Here is the gist of a Cathy Horyn article for the NY Times, about the Upcoming Vogue Italia July 08 Issue and why black models continue to find it hard to break more into the fashion industry. Pay attention to the 2nd to last paragraph. When you're done reading you can also check out a slide show from the issue.
"…the July issue of Italian Vogue will have only black models, and all the features are related to black women in the arts and entertainment. …—an entire issue devoted to black models could be seen as making hay of a controversy. I’ll let you be the judge…Steven Meisel did the fashion pictures…and I think they are some of the best he’s done. They are crazily, softly beautiful, plainly the work of someone who knows women and fashion…
When you see how he has photographed Lopez, for instance you are forced to ask yourself why this beautiful woman isn’t working more than she is. Meisel suggests that the reason, and the answer to the problem of diversity on the runway, is simple: “Because nobody gives her a chance.”
Part of the problem…is that the agencies aren’t taking the time and trouble to develop models, white and nonwhite. And, then, the cycle of new models, especially from Eastern Europe, is cycling faster and faster… That automatically makes it difficult for a model to build a career. agencies...are simply not making the effort to find and develop young models.

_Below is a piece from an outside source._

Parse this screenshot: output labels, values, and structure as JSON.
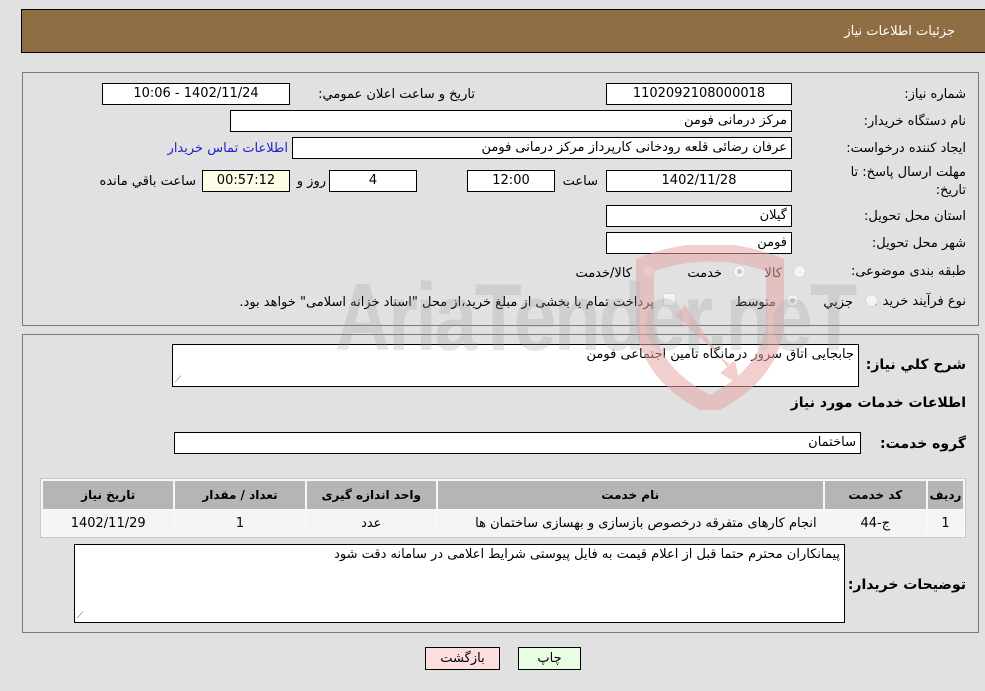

It’s funny, thinking about it now, that they don’t, as a group, inspire dreams. So much of fashion, as we know, is determined by groups. The tribes of fashion. The supermodels—Naomi, Linda, Christy, Cindy, Stephanie—were, after all, a group. They helped set the tone for the period, as did the waifs and the Goths, and their success was not an accident. They fed peoples’ imaginations.
Now we’re in the age of the wall-eyed blond. What is it that they represent to us? What experience? The point of being racially or ethnically representative on the runways or in pictures is, I suppose, to impart a unique experience or desire—something that goes beyond skin color or ethnic background but is not unrelated to it.
Well, I think that’s what you see in Meisel’s pictures of Campbell, Lopez, Kebede and the other models. They are a way of looking, yes—glamourous, cool, ultra-accessorized—but they are also a way of being."